Font and encoding (in a broad sense, internationalization) are causing problems in many software scenarios, like web browser and editor.
The Unicode U+201C and U+201D are double quotation marks. These two marks are covered by most (if not all) fonts. There are no different code points of double quotation mark for different languages.
What I want to achieve in Emacs is the following. Set the default font to English monospace font (Font A) and use other fonts for characters in certain Unicode range. For example, use Font B for Han characters and Font C for Cyrillic characters.

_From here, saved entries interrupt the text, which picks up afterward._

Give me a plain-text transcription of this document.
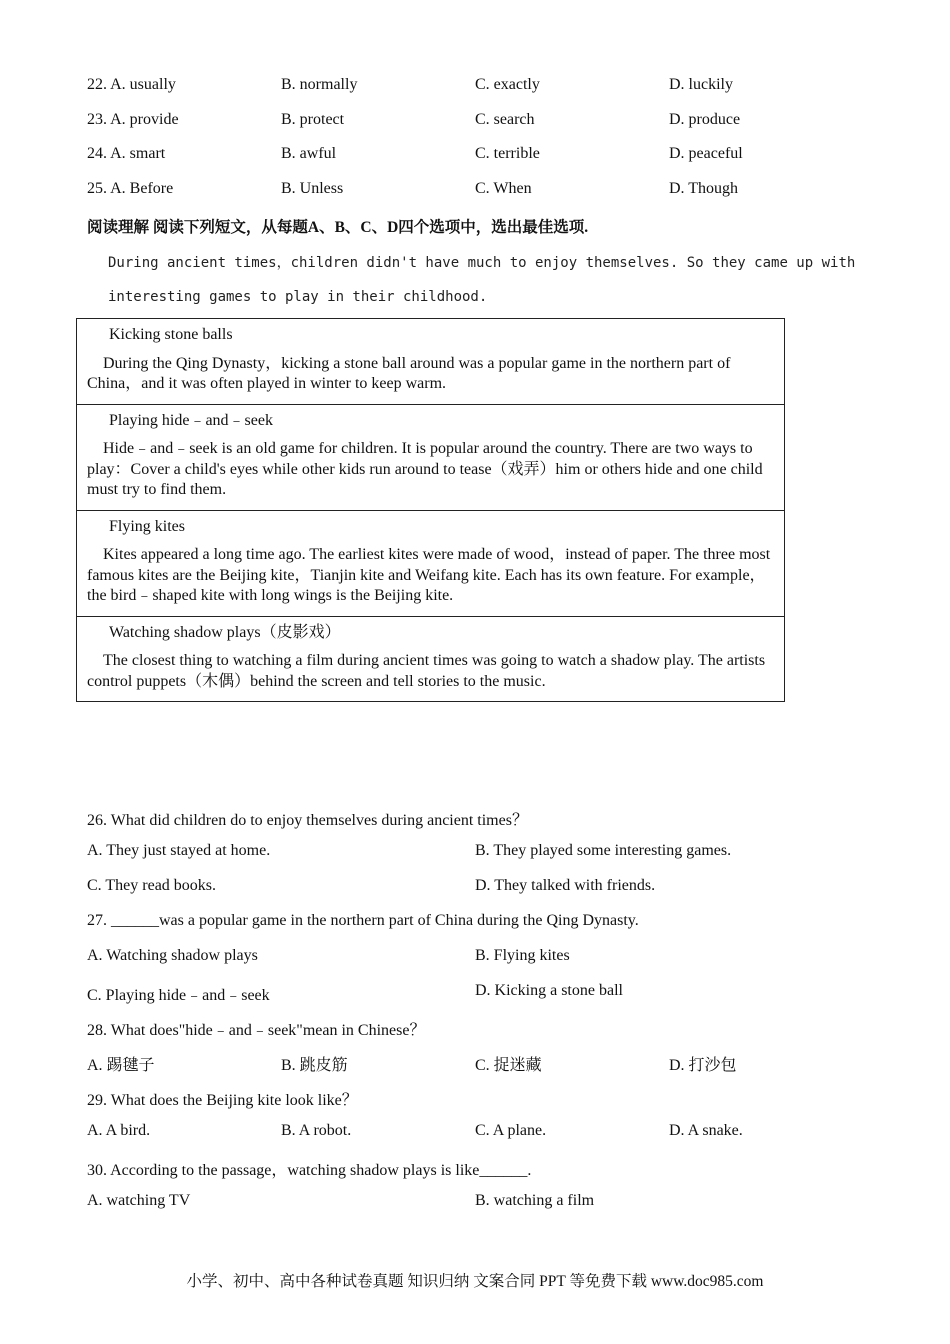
22. A. usually	B. normally	C. exactly	D. luckily
23. A. provide	B. protect	C. search	D. produce
24. A. smart	B. awful	C. terrible	D. peaceful
25. A. Before	B. Unless	C. When	D. Though
阅读理解 阅读下列短文，从每题A、B、C、D四个选项中，选出最佳选项.
During ancient times，children didn't have much to enjoy themselves. So they came up with
interesting games to play in their childhood.
Kicking stone balls
During the Qing Dynasty，kicking a stone ball around was a popular game in the northern part of China，and it was often played in winter to keep warm.
Playing hide﹣and﹣seek
Hide﹣and﹣seek is an old game for children. It is popular around the country. There are two ways to play：Cover a child's eyes while other kids run around to tease（戏弄）him or others hide and one child must try to find them.
Flying kites
Kites appeared a long time ago. The earliest kites were made of wood，instead of paper. The three most famous kites are the Beijing kite，Tianjin kite and Weifang kite. Each has its own feature. For example，the bird﹣shaped kite with long wings is the Beijing kite.
Watching shadow plays（皮影戏）
The closest thing to watching a film during ancient times was going to watch a shadow play. The artists control puppets（木偶）behind the screen and tell stories to the music.
26. What did children do to enjoy themselves during ancient times？
A. They just stayed at home.	B. They played some interesting games.
C. They read books.	D. They talked with friends.
27. ______was a popular game in the northern part of China during the Qing Dynasty.
A. Watching shadow plays	B. Flying kites
C. Playing hide﹣and﹣seek	D. Kicking a stone ball
28. What does"hide﹣and﹣seek"mean in Chinese？
A. 踢毽子	B. 跳皮筋	C. 捉迷藏	D. 打沙包
29. What does the Beijing kite look like？
A. A bird.	B. A robot.	C. A plane.	D. A snake.
30. According to the passage，watching shadow plays is like______.
A. watching TV	B. watching a film
小学、初中、高中各种试卷真题 知识归纳 文案合同 PPT 等免费下载 www.doc985.com
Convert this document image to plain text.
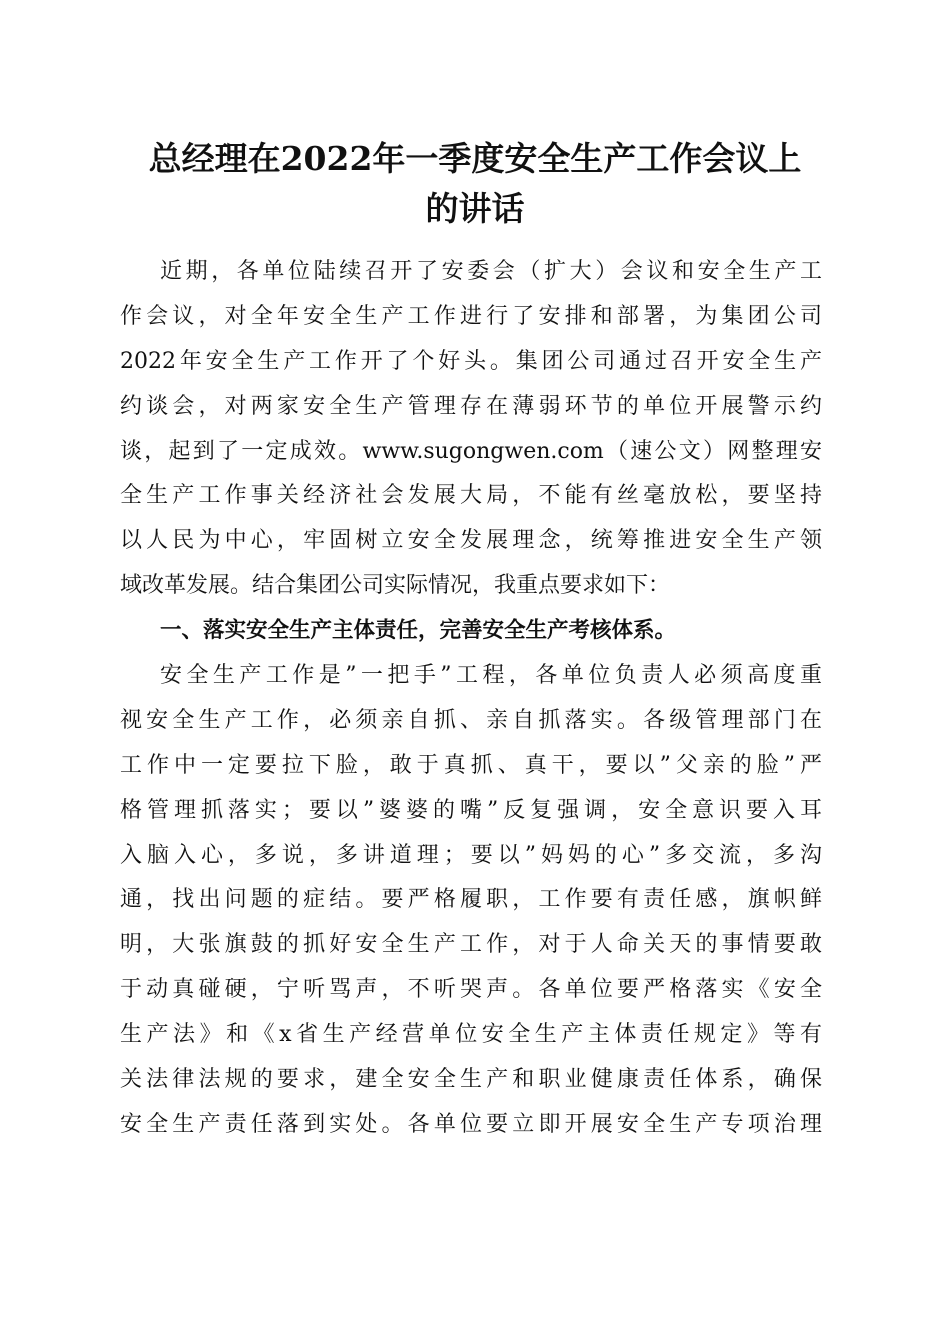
总经理在2022年一季度安全生产工作会议上
的讲话
近期，各单位陆续召开了安委会（扩大）会议和安全生产工
作会议，对全年安全生产工作进行了安排和部署，为集团公司
2022年安全生产工作开了个好头。集团公司通过召开安全生产
约谈会，对两家安全生产管理存在薄弱环节的单位开展警示约
谈，起到了一定成效。www.sugongwen.com（速公文）网整理安
全生产工作事关经济社会发展大局，不能有丝毫放松，要坚持
以人民为中心，牢固树立安全发展理念，统筹推进安全生产领
域改革发展。结合集团公司实际情况，我重点要求如下：
一、落实安全生产主体责任，完善安全生产考核体系。
安全生产工作是”一把手”工程，各单位负责人必须高度重
视安全生产工作，必须亲自抓、亲自抓落实。各级管理部门在
工作中一定要拉下脸，敢于真抓、真干，要以”父亲的脸”严
格管理抓落实；要以”婆婆的嘴”反复强调，安全意识要入耳
入脑入心，多说，多讲道理；要以”妈妈的心”多交流，多沟
通，找出问题的症结。要严格履职，工作要有责任感，旗帜鲜
明，大张旗鼓的抓好安全生产工作，对于人命关天的事情要敢
于动真碰硬，宁听骂声，不听哭声。各单位要严格落实《安全
生产法》和《x省生产经营单位安全生产主体责任规定》等有
关法律法规的要求，建全安全生产和职业健康责任体系，确保
安全生产责任落到实处。各单位要立即开展安全生产专项治理
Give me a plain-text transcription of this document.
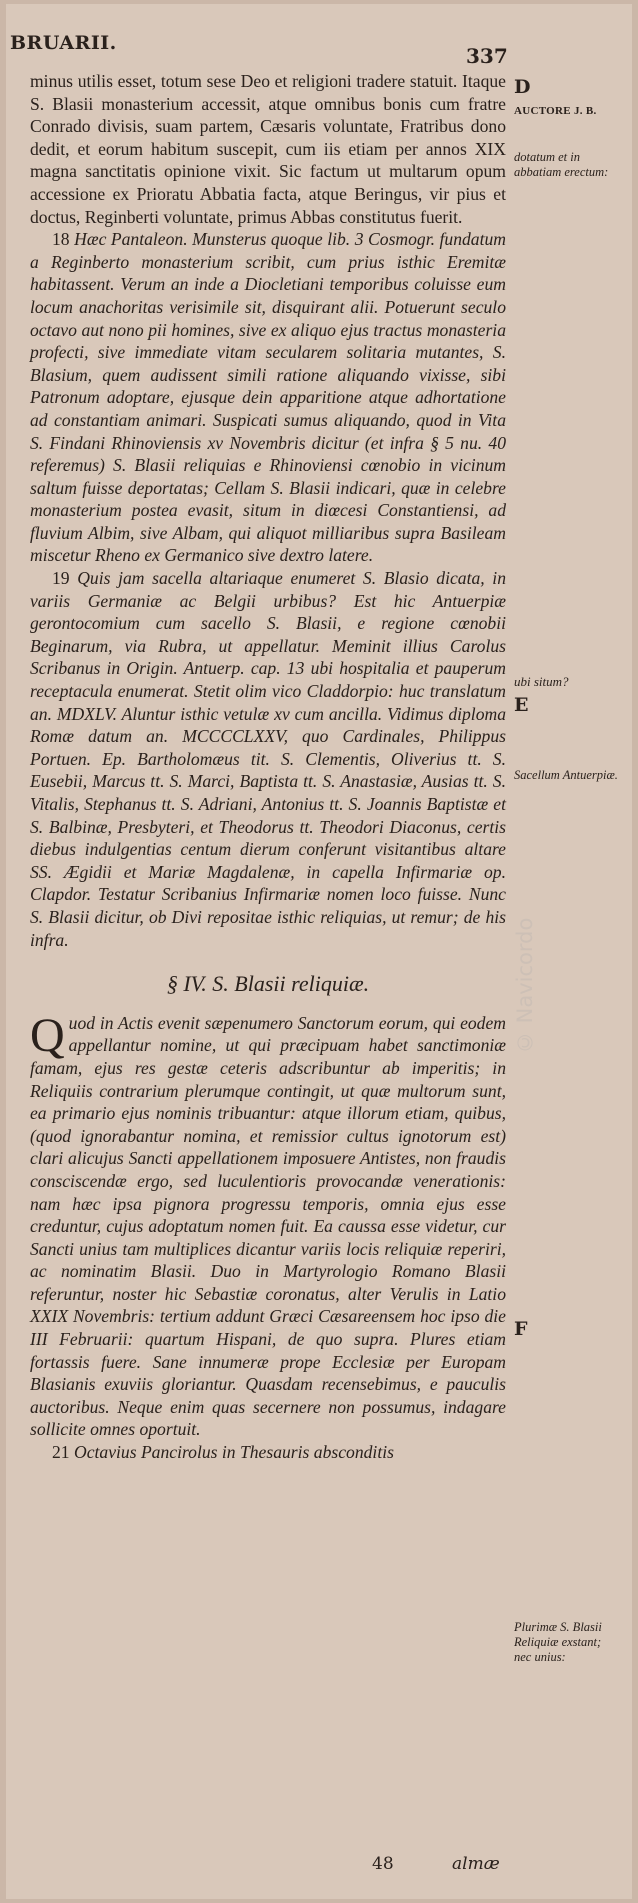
BRUARII.
337
D
AUCTORE J. B.
dotatum et in abbatiam erectum:
ubi situm?
E
Sacellum Antuerpiæ.
© Navicordo
F
Plurimæ S. Blasii Reliquiæ exstant; nec unius:

minus utilis esset, totum sese Deo et religioni tradere statuit. Itaque S. Blasii monasterium accessit, atque omnibus bonis cum fratre Conrado divisis, suam partem, Cæsaris voluntate, Fratribus dono dedit, et eorum habitum suscepit, cum iis etiam per annos XIX magna sanctitatis opinione vixit. Sic factum ut multarum opum accessione ex Prioratu Abbatia facta, atque Beringus, vir pius et doctus, Reginberti voluntate, primus Abbas constitutus fuerit.

18 Hæc Pantaleon. Munsterus quoque lib. 3 Cosmogr. fundatum a Reginberto monasterium scribit, cum prius isthic Eremitæ habitassent. Verum an inde a Diocletiani temporibus coluisse eum locum anachoritas verisimile sit, disquirant alii. Potuerunt seculo octavo aut nono pii homines, sive ex aliquo ejus tractus monasteria profecti, sive immediate vitam secularem solitaria mutantes, S. Blasium, quem audissent simili ratione aliquando vixisse, sibi Patronum adoptare, ejusque dein apparitione atque adhortatione ad constantiam animari. Suspicati sumus aliquando, quod in Vita S. Findani Rhinoviensis xv Novembris dicitur (et infra § 5 nu. 40 referemus) S. Blasii reliquias e Rhinoviensi cœnobio in vicinum saltum fuisse deportatas; Cellam S. Blasii indicari, quæ in celebre monasterium postea evasit, situm in diœcesi Constantiensi, ad fluvium Albim, sive Albam, qui aliquot milliaribus supra Basileam miscetur Rheno ex Germanico sive dextro latere.

19 Quis jam sacella altariaque enumeret S. Blasio dicata, in variis Germaniæ ac Belgii urbibus? Est hic Antuerpiæ gerontocomium cum sacello S. Blasii, e regione cœnobii Beginarum, via Rubra, ut appellatur. Meminit illius Carolus Scribanus in Origin. Antuerp. cap. 13 ubi hospitalia et pauperum receptacula enumerat. Stetit olim vico Claddorpio: huc translatum an. MDXLV. Aluntur isthic vetulæ xv cum ancilla. Vidimus diploma Romæ datum an. MCCCCLXXV, quo Cardinales, Philippus Portuen. Ep. Bartholomæus tit. S. Clementis, Oliverius tt. S. Eusebii, Marcus tt. S. Marci, Baptista tt. S. Anastasiæ, Ausias tt. S. Vitalis, Stephanus tt. S. Adriani, Antonius tt. S. Joannis Baptistæ et S. Balbinæ, Presbyteri, et Theodorus tt. Theodori Diaconus, certis diebus indulgentias centum dierum conferunt visitantibus altare SS. Ægidii et Mariæ Magdalenæ, in capella Infirmariæ op. Clapdor. Testatur Scribanius Infirmariæ nomen loco fuisse. Nunc S. Blasii dicitur, ob Divi repositae isthic reliquias, ut remur; de his infra.

§ IV. S. Blasii reliquiæ.

Quod in Actis evenit sæpenumero Sanctorum eorum, qui eodem appellantur nomine, ut qui præcipuam habet sanctimoniæ famam, ejus res gestæ ceteris adscribuntur ab imperitis; in Reliquiis contrarium plerumque contingit, ut quæ multorum sunt, ea primario ejus nominis tribuantur: atque illorum etiam, quibus, (quod ignorabantur nomina, et remissior cultus ignotorum est) clari alicujus Sancti appellationem imposuere Antistes, non fraudis consciscendæ ergo, sed luculentioris provocandæ venerationis: nam hæc ipsa pignora progressu temporis, omnia ejus esse creduntur, cujus adoptatum nomen fuit. Ea caussa esse videtur, cur Sancti unius tam multiplices dicantur variis locis reliquiæ reperiri, ac nominatim Blasii. Duo in Martyrologio Romano Blasii referuntur, noster hic Sebastiæ coronatus, alter Verulis in Latio XXIX Novembris: tertium addunt Græci Cæsareensem hoc ipso die III Februarii: quartum Hispani, de quo supra. Plures etiam fortassis fuere. Sane innumeræ prope Ecclesiæ per Europam Blasianis exuviis gloriantur. Quasdam recensebimus, e pauculis auctoribus. Neque enim quas secernere non possumus, indagare sollicite omnes oportuit.

21 Octavius Pancirolus in Thesauris absconditis

48	almæ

~/.emacs, I have the following Elisp code.
(set-face-attribute 'default nil :family "Lucida Sans Typewriter" :height 120) (set-fontset-font "fontset-default" '(#x2000 . #x206f) ; doesn't work "Microsoft YaHei" nil 'prepend) (set-fontset-font "fontset-default" 'han ; works "Microsoft YaHei" nil 'prepend) (set-fontset-font "fontset-default" 'cjk-misc ; works "Microsoft YaHei" nil 'prepend) (set-fontset-font "fontset-default" 'cyrillic ; works "Consolas" nil 'prepend)
All calls to
set-fontset-font work fine except the first that tries to use Microsoft YaHei for General Punctuation section in Unicode. I have also tried changing the order of these
set-fontset-font calls, but to no avail.
The reason why it doesn't work, I suspect, is that Emacs only use fallback fonts only if the default font doesn't have the glyphs for the corresponding code points. Since the double quotation marks exist in many languages and thus many fonts have the glyphs for them. Consolas, Lucida Console, Courier, etc. all have the glyphs for them.
Is there any way in Emacs to force to use the specified fonts even if the default font has the glyphs for them?
When coding HTML for Firefox, I have encountered similar situation. I can easily walk around by using the
lang="zh" attribute in the
html tag to tell the browser the document is in Chinese. Is there an Emacs counterpart?
My environment is Emacs 25.1.1 on Windows 7 (en-US).